Se é quase certo que nenhuma economia ao redor ficará imune aos impactos da reviravolta que Trump promete promover, é impossível prever e mais ainda determinar o saldo entre os desdobramentos negativos e positivos que a nova política econômica americana poderá acarretar. Pode-se, contudo, formular hipóteses.

O Brasil, que está na lista dos países em que economia apresenta maior potencial de ser afetada pelas mudanças de orientação nos Estados Unidos, não deverá fugir à regra. Do ponto de vista do ambiente econômico doméstico, um dólar mais forte, por exemplo, como se prevê, trará mais pressão sobre a inflação e as taxas de juros, um roteiro que costuma acabar em freios aos investimentos e à atividade econômica..

Uma contrapartida entre uma lista de contrapartidas, contudo, pode ser localizada no fato de que uma taxa de câmbio mais desvalorizada ajudaria a acelerar ainda mais as exportações, trazendo dólares e, no fim da linha, até aliviando as cotações da moeda americana.

Dólar mais puxado, ao lado de medidas de estímulo a exportadores e práticas comerciais passíveis de não serem consideradas "justas" são fragilidades que podem ser alvo de medidas protecionistas contra o Brasil.

Na Bolsa, os efeitos previsíveis tendem a ser mistos. Empresas como as siderúrgicas com unidades nos Estados Unidos, e outras, que exportam produtos fora das barreiras que podem ser criadas nos EUA, tendem a ser beneficiadas pelo protecionismo tarifário que Trump defende.

Também é possível imaginar um incremento forte nos investimentos chineses no Brasil. Um foco deverá ser o aumento da produção de veículos no país, em reação às pesadas barreiras de importação a produtos chineses nos EUA.

Pode-se imaginar, falando nisso, novos avanços nas relações comerciais e econômicas do Brasil com a China. Na verdade, não seria mais do que a intensificação de uma tendência já bem estabelecida.
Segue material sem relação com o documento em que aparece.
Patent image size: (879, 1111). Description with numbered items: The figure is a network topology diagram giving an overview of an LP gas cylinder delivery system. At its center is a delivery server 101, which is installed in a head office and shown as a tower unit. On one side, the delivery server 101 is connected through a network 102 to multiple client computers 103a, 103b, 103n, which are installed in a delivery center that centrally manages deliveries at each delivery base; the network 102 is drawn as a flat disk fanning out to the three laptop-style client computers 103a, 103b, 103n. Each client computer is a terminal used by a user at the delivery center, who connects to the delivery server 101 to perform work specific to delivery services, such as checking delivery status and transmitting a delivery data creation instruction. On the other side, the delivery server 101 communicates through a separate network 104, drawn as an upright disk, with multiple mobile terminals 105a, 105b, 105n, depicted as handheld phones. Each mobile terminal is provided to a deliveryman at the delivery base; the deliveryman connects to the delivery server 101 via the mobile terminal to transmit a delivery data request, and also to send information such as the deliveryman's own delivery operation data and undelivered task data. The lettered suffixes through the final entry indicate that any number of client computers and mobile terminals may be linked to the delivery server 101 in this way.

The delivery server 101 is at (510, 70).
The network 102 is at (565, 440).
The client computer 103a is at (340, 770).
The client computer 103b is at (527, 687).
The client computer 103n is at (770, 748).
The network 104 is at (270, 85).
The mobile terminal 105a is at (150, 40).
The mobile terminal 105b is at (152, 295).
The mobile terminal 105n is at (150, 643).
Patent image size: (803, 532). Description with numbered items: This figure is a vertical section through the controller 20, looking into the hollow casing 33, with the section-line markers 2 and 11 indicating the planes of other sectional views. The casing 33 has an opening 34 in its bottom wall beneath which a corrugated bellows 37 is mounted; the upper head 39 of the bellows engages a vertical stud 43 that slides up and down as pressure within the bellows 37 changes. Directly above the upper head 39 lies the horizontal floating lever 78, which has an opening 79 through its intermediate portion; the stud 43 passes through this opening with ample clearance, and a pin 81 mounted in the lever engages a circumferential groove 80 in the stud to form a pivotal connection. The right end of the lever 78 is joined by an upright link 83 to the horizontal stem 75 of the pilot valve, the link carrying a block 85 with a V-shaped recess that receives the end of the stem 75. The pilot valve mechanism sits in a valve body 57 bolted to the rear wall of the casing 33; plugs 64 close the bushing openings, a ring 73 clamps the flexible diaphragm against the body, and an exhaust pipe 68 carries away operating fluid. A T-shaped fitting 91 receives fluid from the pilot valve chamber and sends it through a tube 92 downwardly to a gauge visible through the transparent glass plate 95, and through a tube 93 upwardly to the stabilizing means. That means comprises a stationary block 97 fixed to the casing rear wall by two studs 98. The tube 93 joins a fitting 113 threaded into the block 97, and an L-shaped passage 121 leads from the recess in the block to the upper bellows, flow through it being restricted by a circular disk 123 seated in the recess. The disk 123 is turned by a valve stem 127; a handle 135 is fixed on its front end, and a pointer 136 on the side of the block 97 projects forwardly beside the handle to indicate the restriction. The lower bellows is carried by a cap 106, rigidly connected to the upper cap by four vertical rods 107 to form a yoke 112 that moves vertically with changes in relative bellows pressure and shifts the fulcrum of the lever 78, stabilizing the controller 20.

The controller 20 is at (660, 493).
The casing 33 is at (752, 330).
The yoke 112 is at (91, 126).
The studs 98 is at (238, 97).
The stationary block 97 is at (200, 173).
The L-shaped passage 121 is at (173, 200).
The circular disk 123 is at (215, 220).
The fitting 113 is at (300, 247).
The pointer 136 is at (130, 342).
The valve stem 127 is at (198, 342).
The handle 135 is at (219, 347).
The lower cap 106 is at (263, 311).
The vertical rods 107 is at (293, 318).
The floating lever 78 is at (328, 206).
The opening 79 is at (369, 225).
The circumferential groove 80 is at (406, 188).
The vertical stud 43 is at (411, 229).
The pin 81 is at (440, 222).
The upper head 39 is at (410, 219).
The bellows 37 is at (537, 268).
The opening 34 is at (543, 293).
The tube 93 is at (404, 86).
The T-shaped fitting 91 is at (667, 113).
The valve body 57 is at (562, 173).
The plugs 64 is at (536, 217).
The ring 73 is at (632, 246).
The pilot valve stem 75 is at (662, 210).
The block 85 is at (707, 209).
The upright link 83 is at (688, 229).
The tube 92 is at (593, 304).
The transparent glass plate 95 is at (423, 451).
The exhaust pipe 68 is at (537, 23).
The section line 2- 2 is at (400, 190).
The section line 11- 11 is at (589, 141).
Pode-se também esperar maior proximidade do país com os Brics e mais estímulos a iniciativas de restrição da influência do dólar nos negócios internacionais.

Embora os Estados Unidos ainda sejam parceiro comercial brasileiro de peso, sobretudo quando se trata do comércio de manufaturados, faz tempo que a China, ainda que com concentração em commodities agrícolas e minerais, se mantém no topo da corrente de comércio brasileira com o mundo.
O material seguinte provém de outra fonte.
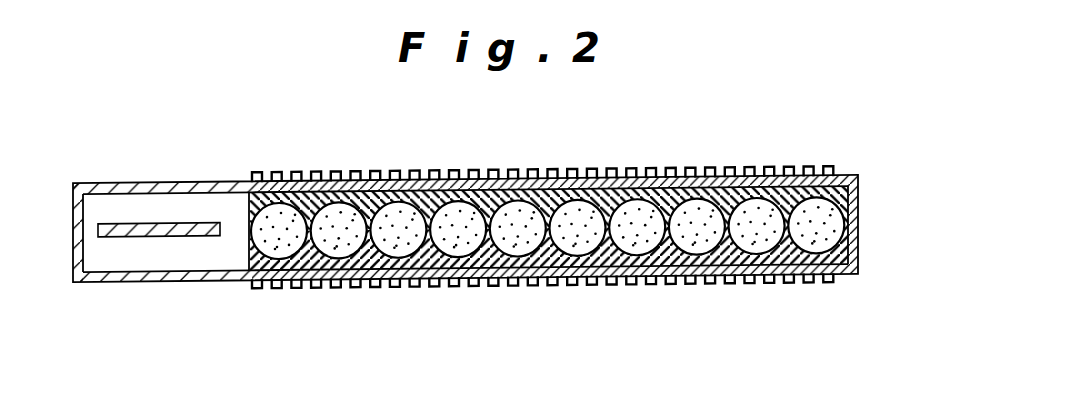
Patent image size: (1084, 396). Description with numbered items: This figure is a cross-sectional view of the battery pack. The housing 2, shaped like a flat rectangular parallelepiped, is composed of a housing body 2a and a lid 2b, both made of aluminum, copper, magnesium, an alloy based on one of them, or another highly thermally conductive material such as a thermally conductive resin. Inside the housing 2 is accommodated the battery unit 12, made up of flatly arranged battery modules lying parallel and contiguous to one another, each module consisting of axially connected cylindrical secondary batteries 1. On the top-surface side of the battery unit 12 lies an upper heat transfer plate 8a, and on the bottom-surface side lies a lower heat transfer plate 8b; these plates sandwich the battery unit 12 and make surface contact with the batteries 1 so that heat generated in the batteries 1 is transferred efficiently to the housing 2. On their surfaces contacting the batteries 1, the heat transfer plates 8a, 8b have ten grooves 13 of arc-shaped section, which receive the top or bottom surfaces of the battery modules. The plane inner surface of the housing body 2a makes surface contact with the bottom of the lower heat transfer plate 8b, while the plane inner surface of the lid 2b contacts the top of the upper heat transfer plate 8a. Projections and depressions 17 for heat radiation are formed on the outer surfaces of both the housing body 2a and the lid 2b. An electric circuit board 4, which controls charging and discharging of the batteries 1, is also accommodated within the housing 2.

The cylindrical secondary battery 1 is at (575, 246).
The housing 2 is at (858, 207).
The housing body 2a is at (207, 282).
The lid 2b is at (208, 184).
The electric circuit board 4 is at (128, 222).
The upper heat transfer plate 8a is at (788, 177).
The lower heat transfer plate 8b is at (257, 290).
The battery unit 12 is at (245, 242).
The grooves 13 is at (690, 205).
The projections and depressions 17 is at (575, 173).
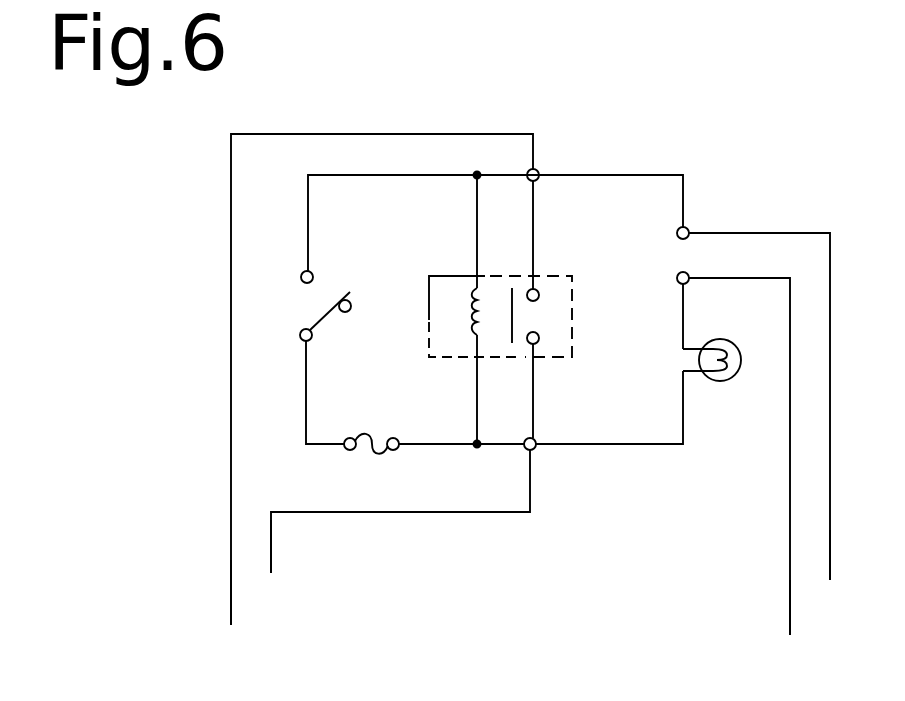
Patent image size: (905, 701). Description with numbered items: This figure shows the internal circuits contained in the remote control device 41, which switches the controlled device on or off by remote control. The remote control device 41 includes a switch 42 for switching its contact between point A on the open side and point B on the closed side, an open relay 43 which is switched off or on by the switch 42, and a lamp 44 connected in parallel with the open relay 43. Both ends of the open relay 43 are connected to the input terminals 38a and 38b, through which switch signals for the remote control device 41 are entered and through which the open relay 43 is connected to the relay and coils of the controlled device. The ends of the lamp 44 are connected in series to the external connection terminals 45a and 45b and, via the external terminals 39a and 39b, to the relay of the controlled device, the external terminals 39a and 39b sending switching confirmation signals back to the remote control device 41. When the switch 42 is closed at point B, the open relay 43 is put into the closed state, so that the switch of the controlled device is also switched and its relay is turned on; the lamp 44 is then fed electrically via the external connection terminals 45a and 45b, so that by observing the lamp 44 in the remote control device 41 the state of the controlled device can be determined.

The input terminal 38a is at (270, 650).
The input terminal 38b is at (320, 595).
The external terminal 39a is at (829, 660).
The external terminal 39b is at (876, 605).
The remote control device 41 is at (610, 463).
The switch 42 is at (328, 318).
The open relay 43 is at (552, 275).
The lamp 44 is at (726, 379).
The external connection terminal 45a is at (689, 226).
The external connection terminal 45b is at (678, 284).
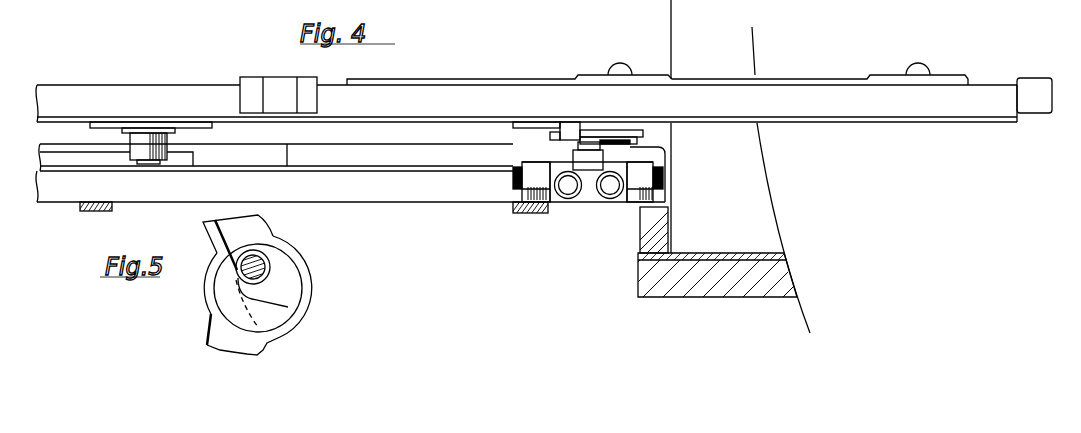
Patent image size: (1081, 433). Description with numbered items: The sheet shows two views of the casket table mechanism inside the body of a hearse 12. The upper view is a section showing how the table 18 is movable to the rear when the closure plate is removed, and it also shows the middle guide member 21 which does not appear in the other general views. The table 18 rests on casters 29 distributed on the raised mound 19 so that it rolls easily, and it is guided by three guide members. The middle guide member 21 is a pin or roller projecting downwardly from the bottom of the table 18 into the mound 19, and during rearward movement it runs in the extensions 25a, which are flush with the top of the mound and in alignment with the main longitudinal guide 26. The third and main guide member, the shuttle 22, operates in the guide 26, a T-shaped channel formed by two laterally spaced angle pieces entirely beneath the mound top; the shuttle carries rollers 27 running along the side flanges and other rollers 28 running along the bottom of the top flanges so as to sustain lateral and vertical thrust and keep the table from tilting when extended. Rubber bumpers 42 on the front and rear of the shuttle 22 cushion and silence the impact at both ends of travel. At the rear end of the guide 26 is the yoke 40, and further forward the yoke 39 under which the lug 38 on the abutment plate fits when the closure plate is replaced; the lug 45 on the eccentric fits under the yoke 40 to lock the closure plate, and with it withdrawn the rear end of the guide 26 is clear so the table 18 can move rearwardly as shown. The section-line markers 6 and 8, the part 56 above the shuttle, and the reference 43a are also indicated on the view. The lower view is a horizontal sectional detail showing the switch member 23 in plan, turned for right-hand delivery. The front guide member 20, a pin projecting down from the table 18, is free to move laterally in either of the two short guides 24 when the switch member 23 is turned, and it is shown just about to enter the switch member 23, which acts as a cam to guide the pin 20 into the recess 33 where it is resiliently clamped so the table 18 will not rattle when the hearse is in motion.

In FIG. 4, the body of a hearse 12 is at (767, 173).
In FIG. 4, the table 18 is at (510, 93).
In FIG. 4, the mound 19 is at (358, 144).
In FIG. 5, the front guide member 20 is at (263, 262).
In FIG. 4, the middle guide member 21 is at (148, 142).
In FIG. 4, the shuttle 22 is at (588, 140).
In FIG. 5, the switch member 23 is at (230, 298).
In FIG. 5, the short guides 24 is at (213, 233).
In FIG. 4, the extensions of the guides 25a is at (50, 162).
In FIG. 4, the main longitudinal guide 26 is at (457, 188).
In FIG. 4, the rollers 27 is at (525, 192).
In FIG. 4, the rollers 28 is at (572, 200).
In FIG. 4, the casters 29 is at (672, 143).
In FIG. 5, the recess 33 is at (275, 328).
In FIG. 4, the lug 38 is at (272, 56).
In FIG. 4, the yoke 39 is at (91, 212).
In FIG. 4, the yoke 40 is at (525, 222).
In FIG. 4, the rubber bumpers 42 is at (517, 165).
In FIG. 4, the bar 43a is at (531, 5).
In FIG. 4, the lug 45 is at (648, 126).
In FIG. 4, the block 56 is at (580, 102).
In FIG. 4, the section line 6- 6 is at (570, 23).
In FIG. 4, the section line 8- 8 is at (152, 77).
Todas essas hipóteses dependem do cumprimento das promessas de campanha de Trump. Se cumprir o que prometeu o mundo assistirá à instalação de uma política econômica que poderia ser chamada de Trumpnomics, tal a semelhança com o Reaganomics, implantado por Donald Reagan, ao assumir a presidência dos Estados Unidos em 1981, numa versão mais populista.

Do Reaganomics, que varreu os Estados Unidos e o mundo, a partir dos anos 80 do século passado, e deixou marcas por quase 30 anos, com o predomínio de políticas econômicas mais liberais, até o grande crash global de 2008, a receita prometida por Trump retoma principalmente a ideia de reduzir impostos para estimular a atividade doméstica e restringir o papel do Estado na economia e desidratar o suporte social a estratos mais vulneráveis da sociedade. As Bolsas de Valores, nos EUA, no dia seguinte da vitória de Trump, operam em alta

O Trumpnomics, contudo, resume uma política econômica contraditória. Internamente é ultraliberal, mas fortemente protecionista no comércio exterior, com a volta do slogan populista "America first" (A América em primeiro lugar) nos negócios com o resto do mundo.
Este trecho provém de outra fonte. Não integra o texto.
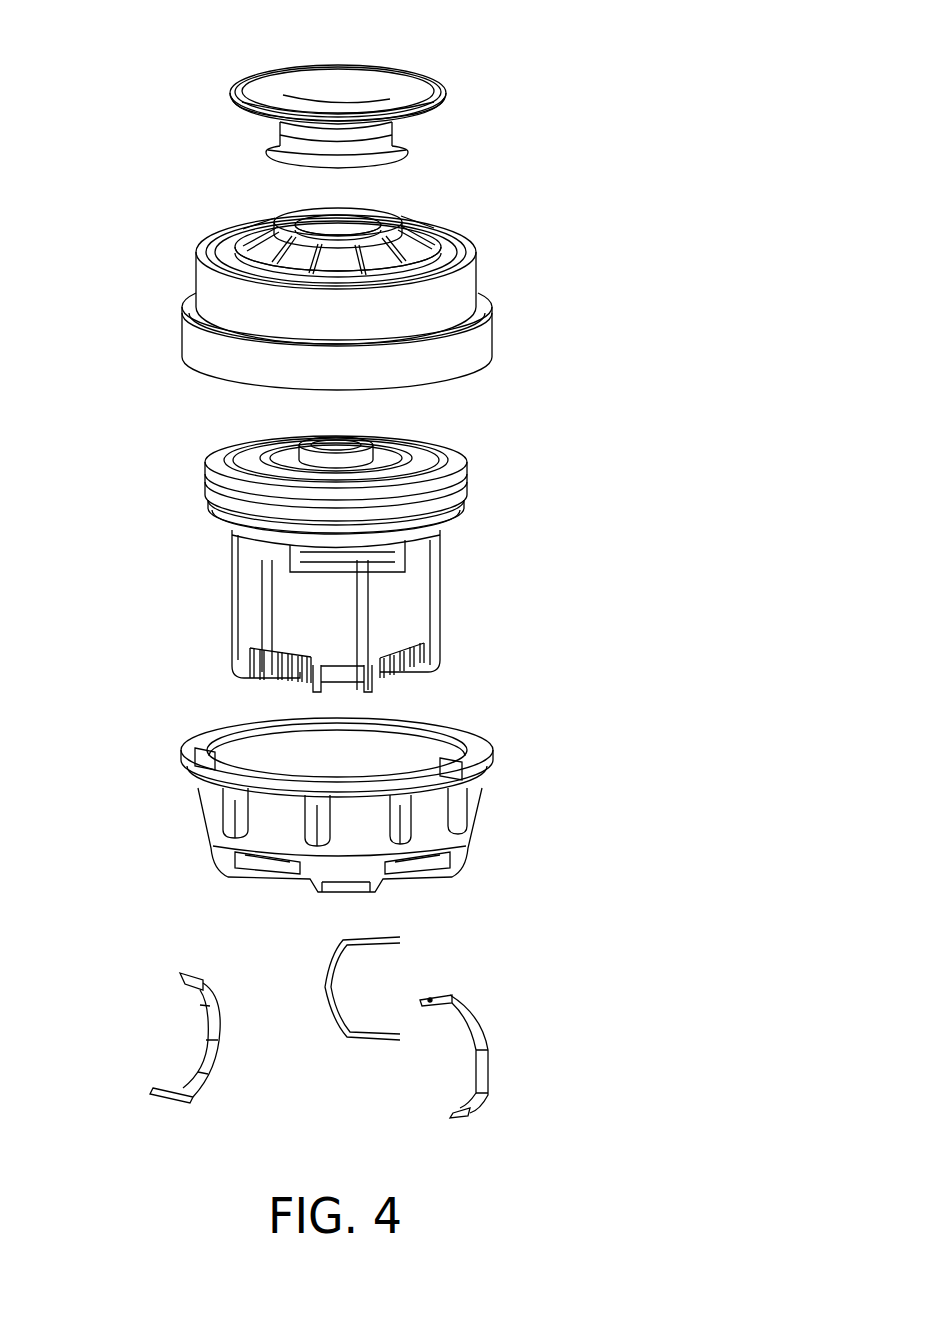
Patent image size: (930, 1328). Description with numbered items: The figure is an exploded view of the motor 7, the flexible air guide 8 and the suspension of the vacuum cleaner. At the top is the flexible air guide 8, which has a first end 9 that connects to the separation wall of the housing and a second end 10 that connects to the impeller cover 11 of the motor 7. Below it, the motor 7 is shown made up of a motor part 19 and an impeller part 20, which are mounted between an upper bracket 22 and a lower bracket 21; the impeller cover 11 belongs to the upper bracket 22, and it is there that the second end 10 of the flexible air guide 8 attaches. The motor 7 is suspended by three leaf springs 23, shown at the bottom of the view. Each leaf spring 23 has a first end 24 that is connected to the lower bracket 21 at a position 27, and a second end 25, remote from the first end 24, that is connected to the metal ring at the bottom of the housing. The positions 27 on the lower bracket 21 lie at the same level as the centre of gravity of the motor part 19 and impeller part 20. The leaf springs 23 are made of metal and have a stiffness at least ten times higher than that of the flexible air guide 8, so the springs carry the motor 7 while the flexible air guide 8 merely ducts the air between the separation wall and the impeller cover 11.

The motor 7 is at (612, 648).
The flexible air guide 8 is at (405, 88).
The first end 9 is at (440, 92).
The second end 10 is at (400, 148).
The impeller cover 11 is at (290, 218).
The upper bracket 22 is at (376, 276).
The impeller part 20 is at (460, 490).
The motor part 19 is at (418, 593).
The lower bracket 21 is at (329, 805).
The position 27 is at (195, 758).
The leaf spring 23 is at (319, 1027).
The first end 24 is at (430, 997).
The second end 25 is at (155, 1092).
Pelo menos num primeiro momento, o resultado deve produzir mais inflação nos EUA e, em consequência, maiores taxas de juros. Nesse cenário, o dólar tende a se fortalecer ante as demais moedas, com capitais globais se redirecionando para o mercado americano.

Sua implantação, se adotada na extensão prometida na campanha eleitoral imporia uma fase de isolacionismo econômico dos Estados Unidos, enfraquecimento das iniciativas multilaterais e um reordenamento de parcerias comerciais mundo afora, sem falar nas consequências do negacionismo de Trump diante da crise climática evidente, e nos riscos autocráticos, para os Estados Unidos e outros países, Brasil inclusive, que a eleição de Trump faz aflorar. Enfim, um ambiente mais instável e perigoso para o mundo.